Hit pay dirt with Ritchie Valens and 'La Bamba'
Bob Keane, the colorful Hawaiian shirt-wearing record man whose independent label Del-Fi Records produced hits by Latino rock star Ritchie Valens and Texas-bred singer-guitarist Bobby Fuller, died Saturday in Los Angeles. He was 87.
Keane had been living in a home for the elderly for the past year and died of natural causes, according to former Del-Fi staffer Bryan Thomas.
Born Robert Kuhn, he was a clarinet student as a youth, and decided to pursue a music career after seeing Benny Goodman in concert.
After service during WWII, he played with such top swing names as Artie Shaw and Woody Herman, and gigged with West Coast luminaries like Shelly Manne, Red Norvo and Nelson Riddle.
After changing his last name to Keene and finally Keane during the ’50s, he hosted his own TV show on CBS’ L.A. outlet KNXT and played the lounges in Las Vegas.
In 1957, Keane founded an independent label, Keen, with Greek businessman John Siamas.
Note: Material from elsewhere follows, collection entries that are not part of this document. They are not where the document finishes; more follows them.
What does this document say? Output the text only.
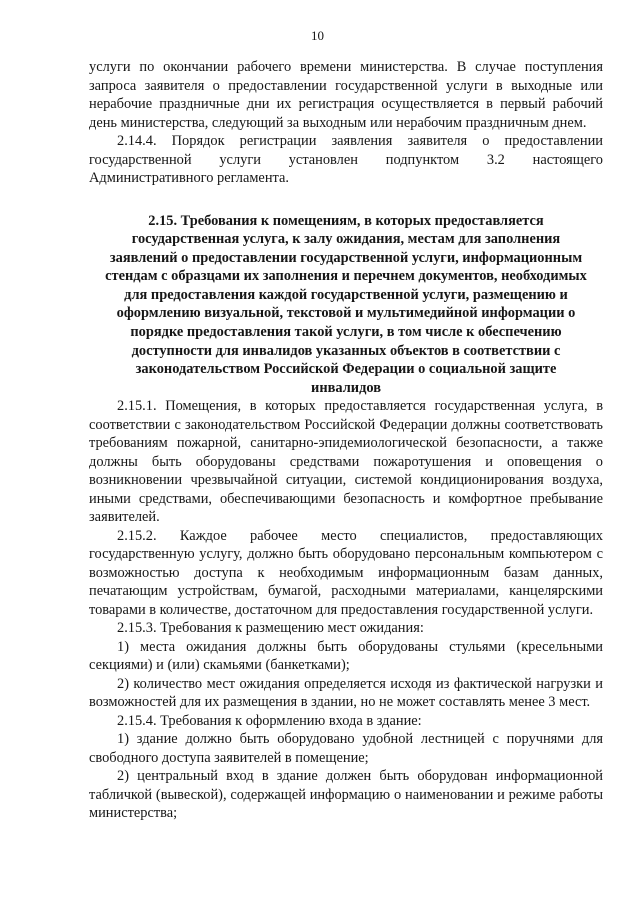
10

услуги по окончании рабочего времени министерства. В случае поступления запроса заявителя о предоставлении государственной услуги в выходные или нерабочие праздничные дни их регистрация осуществляется в первый рабочий день министерства, следующий за выходным или нерабочим праздничным днем.

2.14.4. Порядок регистрации заявления заявителя о предоставлении государственной услуги установлен подпунктом 3.2 настоящего Административного регламента.

2.15. Требования к помещениям, в которых предоставляется государственная услуга, к залу ожидания, местам для заполнения заявлений о предоставлении государственной услуги, информационным стендам с образцами их заполнения и перечнем документов, необходимых для предоставления каждой государственной услуги, размещению и оформлению визуальной, текстовой и мультимедийной информации о порядке предоставления такой услуги, в том числе к обеспечению доступности для инвалидов указанных объектов в соответствии с законодательством Российской Федерации о социальной защите инвалидов

2.15.1. Помещения, в которых предоставляется государственная услуга, в соответствии с законодательством Российской Федерации должны соответствовать требованиям пожарной, санитарно-эпидемиологической безопасности, а также должны быть оборудованы средствами пожаротушения и оповещения о возникновении чрезвычайной ситуации, системой кондиционирования воздуха, иными средствами, обеспечивающими безопасность и комфортное пребывание заявителей.

2.15.2. Каждое рабочее место специалистов, предоставляющих государственную услугу, должно быть оборудовано персональным компьютером с возможностью доступа к необходимым информационным базам данных, печатающим устройствам, бумагой, расходными материалами, канцелярскими товарами в количестве, достаточном для предоставления государственной услуги.

2.15.3. Требования к размещению мест ожидания:

1) места ожидания должны быть оборудованы стульями (кресельными секциями) и (или) скамьями (банкетками);

2) количество мест ожидания определяется исходя из фактической нагрузки и возможностей для их размещения в здании, но не может составлять менее 3 мест.

2.15.4. Требования к оформлению входа в здание:

1) здание должно быть оборудовано удобной лестницей с поручнями для свободного доступа заявителей в помещение;

2) центральный вход в здание должен быть оборудован информационной табличкой (вывеской), содержащей информацию о наименовании и режиме работы министерства;
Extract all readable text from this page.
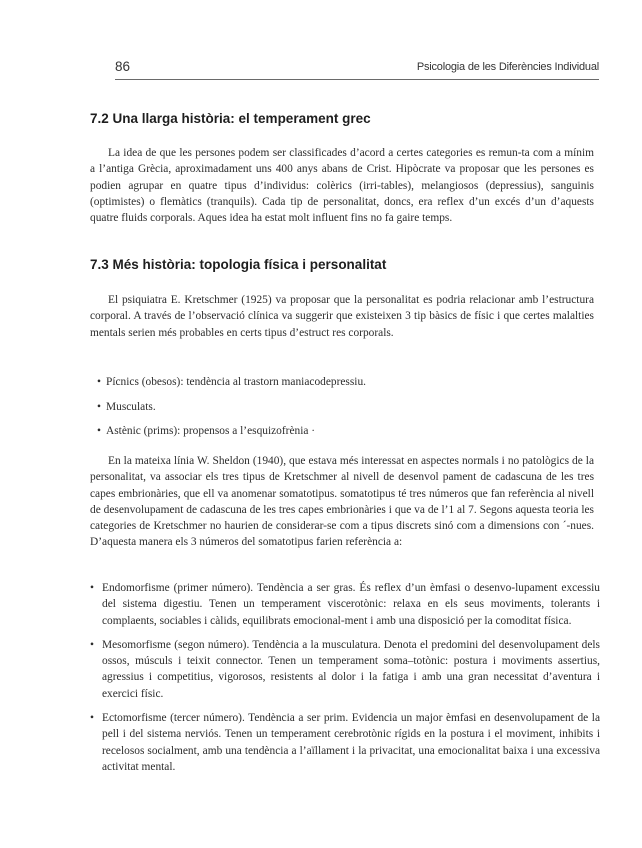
86	Psicologia de les Diferències Individual
7.2 Una llarga història: el temperament grec

La idea de que les persones podem ser classificades d’acord a certes categories es remun-ta com a mínim a l’antiga Grècia, aproximadament uns 400 anys abans de Crist. Hipòcrate va proposar que les persones es podien agrupar en quatre tipus d’individus: colèrics (irri-tables), melangiosos (depressius), sanguinis (optimistes) o flemàtics (tranquils). Cada tip de personalitat, doncs, era reflex d’un excés d’un d’aquests quatre fluids corporals. Aques idea ha estat molt influent fins no fa gaire temps.

7.3 Més història: topologia física i personalitat

El psiquiatra E. Kretschmer (1925) va proposar que la personalitat es podria relacionar amb l’estructura corporal. A través de l’observació clínica va suggerir que existeixen 3 tip bàsics de físic i que certes malalties mentals serien més probables en certs tipus d’estruct res corporals.

• Pícnics (obesos): tendència al trastorn maniacodepressiu.
• Musculats.
• Astènic (prims): propensos a l’esquizofrènia ·

En la mateixa línia W. Sheldon (1940), que estava més interessat en aspectes normals i no patològics de la personalitat, va associar els tres tipus de Kretschmer al nivell de desenvol pament de cadascuna de les tres capes embrionàries, que ell va anomenar somatotipus. somatotipus té tres números que fan referència al nivell de desenvolupament de cadascuna de les tres capes embrionàries i que va de l’1 al 7. Segons aquesta teoria les categories de Kretschmer no haurien de considerar-se com a tipus discrets sinó com a dimensions con ´-nues. D’aquesta manera els 3 números del somatotipus farien referència a:

• Endomorfisme (primer número). Tendència a ser gras. És reflex d’un èmfasi o desenvo-lupament excessiu del sistema digestiu. Tenen un temperament viscerotònic: relaxa en els seus moviments, tolerants i complaents, sociables i càlids, equilibrats emocional-ment i amb una disposició per la comoditat física.
• Mesomorfisme (segon número). Tendència a la musculatura. Denota el predomini del desenvolupament dels ossos, músculs i teixit connector. Tenen un temperament soma–totònic: postura i moviments assertius, agressius i competitius, vigorosos, resistents al dolor i la fatiga i amb una gran necessitat d’aventura i exercici físic.
• Ectomorfisme (tercer número). Tendència a ser prim. Evidencia un major èmfasi en desenvolupament de la pell i del sistema nerviós. Tenen un temperament cerebrotònic rígids en la postura i el moviment, inhibits i recelosos socialment, amb una tendència a l’aïllament i la privacitat, una emocionalitat baixa i una excessiva activitat mental.
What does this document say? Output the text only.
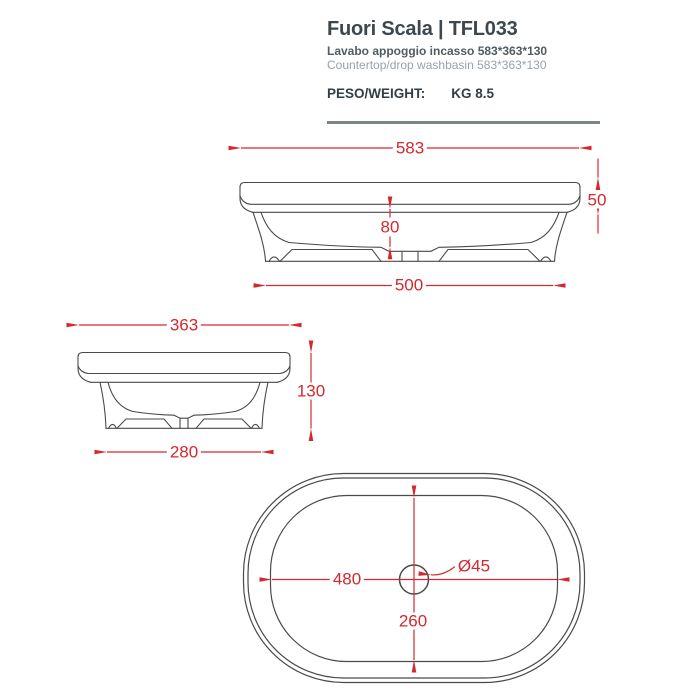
Fuori Scala | TFL033
Lavabo appoggio incasso 583*363*130
Countertop/drop washbasin 583*363*130
PESO/WEIGHT: KG 8.5
583
50
80
500
363
130
280
480
260
Ø45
Former Specialty Records A&R man Bumps Blackwell brought the new imprint a former gospel singer making his first move as a pop performer.
However, a falling-out with his partner saw Keane exiting the label just as Keen released its first 45: “You Send Me” by Sam Cooke.
In 1958, Keane established Del-Fi Records (after the Oracle of Delphi, in a possible slap at his former partner). He quickly hit pay dirt with a Pacoima teen named Richard Valenzuela, whom he rechristened Ritchie Valens.
Del-Fi recorded prolifically into the ’60s, scoring minor hits by rocker Chan Romero (“Hippy Hippy Shake”), R&B group Little Caesar and the Romans (“Those Oldies but Goodies Remind Me of You”), surf acts Dick Dale and the Del-Tones and the Lively Ones (whose “Surf Rider” was used in Quentin Tarantino’s “Pulp Fiction”), teen idol-TV star Johnny Crawford and the young Frank Zappa.
Keane folded Del-Fi in 1967. In the late ’70s, he went on to host a network musical variety show, which featured his young sons.
He reactivated Del-Fi in the 1990s, overseeing a young staff that lovingly reissued the label’s old masters. Keane is survived by three sons and a daughter.